Wassail - photo by John Templin

A simmering pot of “Wassail” on Christmas morning! — Apple cider, orange juice, pineapple juice, black pepper, ginger, cloves and cinnamon - this is what Christmas smells like!

Traditional Wassailing (and, incidentally, Toasting) Wassail, first started as a greeting or as a toast. Waes hael, revelers might say holding up a mug of spiced cider. Eventually, as things go, wassail referred less often to the greeting and more often to the drink.

Wassail is a hot, mulled punch often associated with Yuletide, drunk from a 'wassailing bowl'. The earliest versions were warmed mead into which roasted crab apples were dropped and burst to create a drink called 'lambswool' drunk on Lammas day, still known in Shakespeare's time.

Later, the drink evolved to become a mulled cider made with sugar, cinnamon, ginger and nutmeg, topped with slices of toast as sops and drunk from a large communal bowl.[citation needed] Modern recipes begin with a base of wine, fruit juice or mulled ale, sometimes with brandy or sherry added. Apples or oranges are often added to the mix, and some recipes also call for beaten eggs to be tempered into the drink.

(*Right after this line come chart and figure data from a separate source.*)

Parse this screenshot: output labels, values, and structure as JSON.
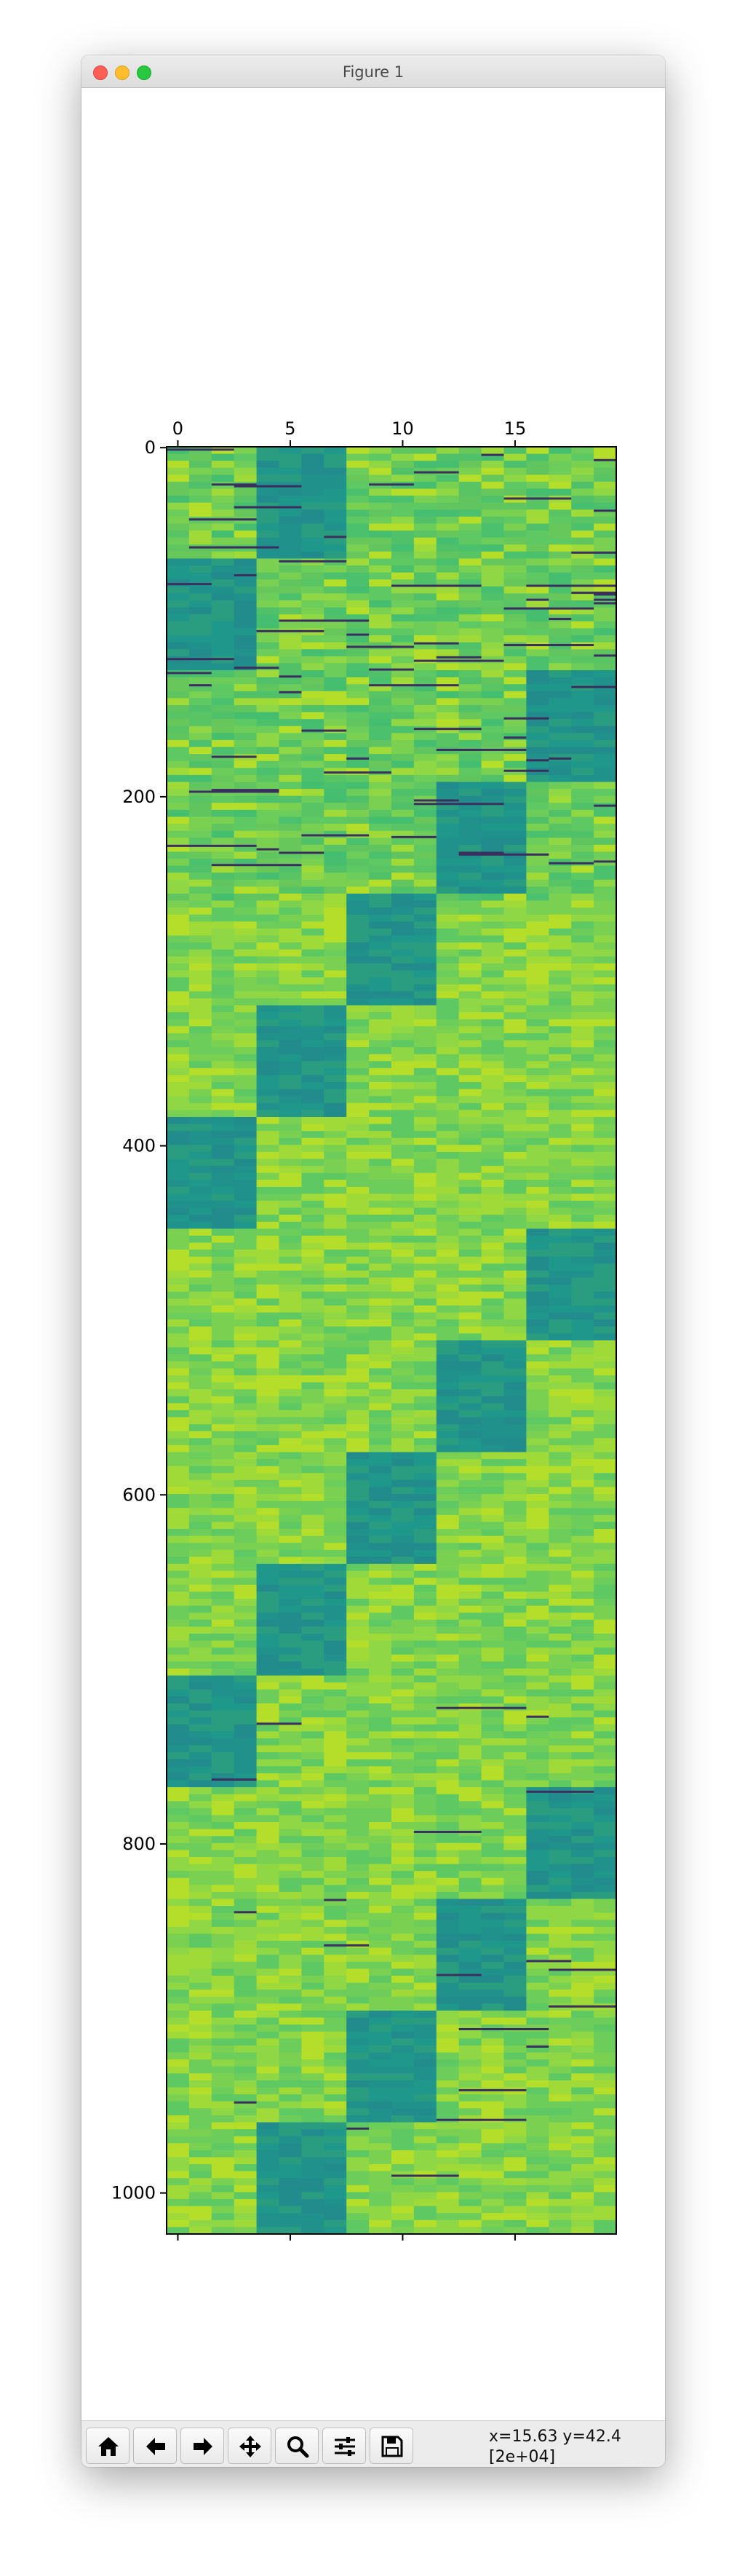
{
  "window": {
    "title": "Figure 1"
  },
  "toolbar": {
    "buttons": [
      {
        "name": "home",
        "icon": "home-icon"
      },
      {
        "name": "back",
        "icon": "arrow-left-icon"
      },
      {
        "name": "forward",
        "icon": "arrow-right-icon"
      },
      {
        "name": "pan",
        "icon": "move-arrows-icon"
      },
      {
        "name": "zoom",
        "icon": "magnifier-icon"
      },
      {
        "name": "configure-subplots",
        "icon": "sliders-icon"
      },
      {
        "name": "save",
        "icon": "floppy-disk-icon"
      }
    ],
    "coord_line1": "x=15.63 y=42.4",
    "coord_line2": "[2e+04]"
  },
  "chart_data": {
    "type": "heatmap",
    "colormap": "viridis",
    "rows": 1024,
    "cols": 20,
    "x_ticks": [
      0,
      5,
      10,
      15
    ],
    "x_tick_labels": [
      "0",
      "5",
      "10",
      "15"
    ],
    "x_ticks_position": "top and bottom (labels on top)",
    "y_ticks": [
      0,
      200,
      400,
      600,
      800,
      1000
    ],
    "y_tick_labels": [
      "0",
      "200",
      "400",
      "600",
      "800",
      "1000"
    ],
    "xlim": [
      -0.5,
      19.5
    ],
    "ylim": [
      1023.5,
      -0.5
    ],
    "block_value_color": "#21908d",
    "background_value_color": "#8ed645",
    "outlier_stripe_color": "#3b2f5f",
    "blocks": [
      {
        "rows": [
          0,
          64
        ],
        "cols": [
          4,
          8
        ]
      },
      {
        "rows": [
          64,
          128
        ],
        "cols": [
          0,
          4
        ]
      },
      {
        "rows": [
          128,
          192
        ],
        "cols": [
          16,
          20
        ]
      },
      {
        "rows": [
          192,
          256
        ],
        "cols": [
          12,
          16
        ]
      },
      {
        "rows": [
          256,
          320
        ],
        "cols": [
          8,
          12
        ]
      },
      {
        "rows": [
          320,
          384
        ],
        "cols": [
          4,
          8
        ]
      },
      {
        "rows": [
          384,
          448
        ],
        "cols": [
          0,
          4
        ]
      },
      {
        "rows": [
          448,
          512
        ],
        "cols": [
          16,
          20
        ]
      },
      {
        "rows": [
          512,
          576
        ],
        "cols": [
          12,
          16
        ]
      },
      {
        "rows": [
          576,
          640
        ],
        "cols": [
          8,
          12
        ]
      },
      {
        "rows": [
          640,
          704
        ],
        "cols": [
          4,
          8
        ]
      },
      {
        "rows": [
          704,
          768
        ],
        "cols": [
          0,
          4
        ]
      },
      {
        "rows": [
          768,
          832
        ],
        "cols": [
          16,
          20
        ]
      },
      {
        "rows": [
          832,
          896
        ],
        "cols": [
          12,
          16
        ]
      },
      {
        "rows": [
          896,
          960
        ],
        "cols": [
          8,
          12
        ]
      },
      {
        "rows": [
          960,
          1024
        ],
        "cols": [
          4,
          8
        ]
      }
    ]
  }
}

Great bowls turned from wood, pottery or tin often had many handles for shared drinking and highly decorated lids; antique examples can still be found in traditional pubs.

Hence the first stanza of the traditional carol the Gloucestershire Wassail dating back to the Middle Ages.

Wassail! wassail! all over the town, Our toast it is white and our ale it is brown; Our bowl it is made of the white maple tree; With the wassailing bowl, we'll drink unto thee.